La ciudad y los días

Carlos Colón

ccolon@grupojoly.com

La caseta achilipú

El aire de tinglado folclórico de película de los años 60 con flamencas de mucha laca no se lo quita nadie a esta caseta

La Feria es lo que es. Y lo esencial en ella es el carácter privado de la mayoría de sus casetas. Hasta las de asociaciones de diverso tipo tienen este carácter de privacidad que distingue entre socios e invitados. La caseta como extensión del domicilio particular o como espacio privado reservado a los miembros de cualquier club, casino, o asociación profesional es lo esencial de nuestra feria. Esto puede parecer mejor o peor y más o menos hospitalario para con los visitantes sin anfitriones sevillanos, pero es así. ¿Elitista? Creo que no. También para lucirse por el paseo de caballistas hay que tener carruaje o jamelgo -propio, prestado o alquilado- o resignarse a contemplarlos. Y para bailar sevillanas hay que saberlas, para cantarlas hay que tener cierta gracia y para embrujar bailándolas hay que tener otras gracias. La Feria es cuestión de posesiones y de dones.

Por eso es una catetada antiferial lo de la caseta para turistas con capacidad para 400 almas, aire acondicionado (porque se supone que los visitantes con pasta son siempre del frío norte rico, no del indolente sur pobre), cajero automático, intérpretes de inglés, francés, alemán o chino, carta en inglés y español para almuerzos y cenas previa reserva y pago, música ambiental de sevillanas y tres espectáculos diarios de flamenco y sevillanas. Las criaturas que vayan allí no se van a enterar de nada, porque no disfrutarán de la hospitalidad ofrecida o recibida. Pero seguramente se irán tan contentos como esos turistas que, me cuentan, este año han salido de nazarenos en una cofradía porque les habían ofrecido la "experiencia completa" de la Semana Santa. Todo está en venta, no hay por qué cortarse. El Consorcio de Turismo debe vender Sevilla, la verdadera o la falsa, la real o la inventada expresamente para los turistas. Lo mismo da que da lo mismo porque al final los dineros que se dejan son igual de buenos con independencia de en qué se los gasten.

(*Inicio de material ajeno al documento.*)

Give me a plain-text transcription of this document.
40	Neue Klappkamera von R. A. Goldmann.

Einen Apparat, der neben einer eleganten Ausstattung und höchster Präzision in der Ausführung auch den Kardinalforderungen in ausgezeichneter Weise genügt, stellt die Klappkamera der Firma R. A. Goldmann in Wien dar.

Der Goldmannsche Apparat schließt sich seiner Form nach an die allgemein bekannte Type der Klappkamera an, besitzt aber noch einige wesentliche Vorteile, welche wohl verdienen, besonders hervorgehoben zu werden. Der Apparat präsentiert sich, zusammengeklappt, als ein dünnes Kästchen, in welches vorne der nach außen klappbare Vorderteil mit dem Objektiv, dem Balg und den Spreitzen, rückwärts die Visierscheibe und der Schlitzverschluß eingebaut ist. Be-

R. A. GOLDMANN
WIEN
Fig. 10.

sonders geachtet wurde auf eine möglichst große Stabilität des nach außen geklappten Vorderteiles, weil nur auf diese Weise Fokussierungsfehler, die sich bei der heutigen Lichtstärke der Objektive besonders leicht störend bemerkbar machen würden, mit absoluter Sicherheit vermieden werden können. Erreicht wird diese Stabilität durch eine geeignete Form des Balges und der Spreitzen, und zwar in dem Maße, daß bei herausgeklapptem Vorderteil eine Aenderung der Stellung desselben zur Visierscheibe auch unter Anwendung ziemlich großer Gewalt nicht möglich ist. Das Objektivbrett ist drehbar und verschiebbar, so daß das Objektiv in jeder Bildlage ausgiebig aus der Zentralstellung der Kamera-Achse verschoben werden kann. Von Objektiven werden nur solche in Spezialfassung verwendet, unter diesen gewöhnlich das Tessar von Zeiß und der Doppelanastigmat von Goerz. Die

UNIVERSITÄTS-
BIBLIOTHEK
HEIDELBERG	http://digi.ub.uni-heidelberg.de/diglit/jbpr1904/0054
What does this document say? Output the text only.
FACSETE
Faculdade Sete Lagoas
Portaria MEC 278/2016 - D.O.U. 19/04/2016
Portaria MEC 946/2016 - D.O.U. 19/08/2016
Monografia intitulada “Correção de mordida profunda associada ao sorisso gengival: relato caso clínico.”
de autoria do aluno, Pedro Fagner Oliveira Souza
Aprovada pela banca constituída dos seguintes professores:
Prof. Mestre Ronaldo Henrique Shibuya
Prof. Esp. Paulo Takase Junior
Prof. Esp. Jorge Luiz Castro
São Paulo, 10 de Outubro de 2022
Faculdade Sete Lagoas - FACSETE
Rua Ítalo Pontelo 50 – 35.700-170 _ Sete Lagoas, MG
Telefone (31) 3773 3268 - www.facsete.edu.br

El aire de tinglado folclórico de tablao de película española de los años 60 con flamencas de mucho volumen capilar y mucha laca no se lo quita nadie a esta caseta. Aunque lo bueno es que sus felices usuarios no notarán ninguna diferencia entre la caseta para turistas, la Catedral y el Salvador convertidos en templos-museos para turistas o el centro histórico convertido en comedero y bebedero para turistas. La cosa suena a cola de autobuses ante un tablao de la Ronda.